Le rôle de ce mécanisme sera aussi de contribuer au renforcement de la concertation et de la coordination bilatérales pour permettre de relever efficacement les défis régionaux et internationaux, notamment ceux qui sont liés à la lutte anti-terroriste et à la problématique migratoire.

A cet égard, le Roi Mohammed VI a réitéré l’engagement du Royaume à « œuvrer main dans la main avec nos frères en Algérie, dans un total respect des institutions nationales de leur pays ».


« Mus par l’affection et l’estime que nous portons à l’Algérie, à sa direction et à son peuple, nous ne ménagerons aucun effort, au Maroc, pour asseoir nos relations bilatérales sur de solides bases de confiance, de solidarité et de bon voisinage.

Par ailleurs, le Souverain a déploré « l’état de division et de discorde qui sévit actuellement au sein de l’espace maghrébin », faisant observer que cette situation s’inscrit en « opposition flagrante et insensée » avec ce qui unit les peuples de la région, savoir ; des liens de fraternité, une identité de religion, de langue et d’histoire et un destin commun.

Il a, à ce propos, noté que cet état « contraste avec l’ambition de concrétiser l’idéal unitaire maghrébin, qui animait la génération de la Libération et de l’Indépendance, ambition qui s’est incarnée en 1958 par la Conférence de Tanger, dont nous célébrons le soixantième anniversaire ».

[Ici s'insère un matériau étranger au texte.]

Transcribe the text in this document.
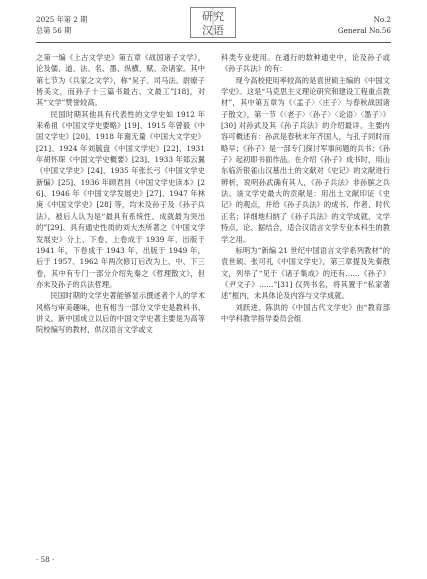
2025 年第 2 期
总第 56 期
研究
汉语
No.2
General No.56

之第一编《上古文学史》第五章《战国诸子文学》，论及儒、道、法、名、墨、纵横、赋、杂诸家。其中第七节为《兵家之文学》，称“吴子、司马法、尉缭子皆美文，而孙子十三篇书最古、文最工”[18]，对其“文学”赞誉较高。

民国时期其他具有代表性的文学史如 1912 年来希祖《中国文学史要略》[19]、1915 年曾毅《中国文学史》[20]、1918 年谢无量《中国大文学史》[21]、1924 年刘毓盘《中国文学史》[22]、1931 年胡怀琛《中国文学史概要》[23]、1933 年郑云翼《中国文学史》[24]、1935 年张长弓《中国文学史新编》[25]、1936 年顾君昌《中国文学史读本》[26]、1946 年《中国文学发展史》[27]、1947 年林庚《中国文学史》[28] 等，均未及孙子及《孙子兵法》。被后人认为是“最具有系统性、成就最为突出的”[29]、具有通史性质的刘大杰所著之《中国文学发展史》分上、下卷，上卷成于 1939 年、出版于 1941 年，下卷成于 1943 年、出版于 1949 年，后于 1957、1962 年两次修订后改为上、中、下三卷，其中有专门一部分介绍先秦之《哲理散文》，但亦未及孙子的兵法哲理。

民国时期的文学史著能够显示撰述者个人的学术风格与审美趣味，也有相当一部分文学史是教科书、讲义。新中国成立以后的中国文学史著主要是为高等院校编写的教材，供汉语言文学或文

科类专业使用。在通行的数种通史中，论及孙子或《孙子兵法》的有：

现今高校使用率较高的是袁世硕主编的《中国文学史》。这是“马克思主义理论研究和建设工程重点教材”，其中第五章为《〈孟子〉〈庄子〉与春秋战国诸子散文》，第一节《〈老子〉〈孙子〉〈论语〉〈墨子〉》[30] 对孙武及其《孙子兵法》的介绍最详。主要内容可概述有：孙武是春秋末年齐国人，与孔子同时而略早；《孙子》是一部专门探讨军事问题的兵书；《孙子》起初即书面作品。在介绍《孙子》成书时，用山东临沂银雀山汉墓出土的文献对《史记》的文献进行辨析，说明孙武确有其人，《孙子兵法》非孙膑之兵法。该文学史最大的贡献是：用出土文献印证《史记》的观点，并给《孙子兵法》的成书、作者、时代正名；详细地归纳了《孙子兵法》的文学成就、文学特点，论、据结合，适合汉语言文学专业本科生的教学之用。

标明为“新编 21 世纪中国语言文学系列教材”的袁世硕、张可礼《中国文学史》，第三章提及先秦散文，列举了“见于《诸子集成》的还有……《孙子》《尹文子》……”[31] 仅列书名，将其置于“私家著述”框内，未具体论及内容与文学成就。

刘跃进、陈洪的《中国古代文学史》由“教育部中学科教学指导委员会组

· 58 ·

Dans ce contexte, le Souverain a rappelé que l’appui apporté par le Royaume à la Révolution algérienne avait contribué à renforcer les relations entre le Trône marocain et la Résistance algérienne et avait également été un « élément fondateur de la conscience et de l’action politique maghrébine commune ».

« De longues années durant et jusqu’au rétablissement de l’indépendance, côte à côte, nous nous sommes dressés contre le colonisateur dans un combat commun ; et nous nous connaissons bien. Par ailleurs, nombreuses sont les familles marocaines et algériennes qui partagent des liens de sang et de parenté », a-t-il affirmé, relevant que l’intérêt des deux peuples réside dans « leur unité, leur complémentarité, leur intégration ; et nul besoin qu’une tierce partie joue, entre nous, les intercesseurs ou les médiateurs ».

« Néanmoins, nous devons faire preuve de réalisme et convenir que les relations entre nos deux pays échappent à la normalité, créant, de fait, une situation inacceptable », a souligné le Roi.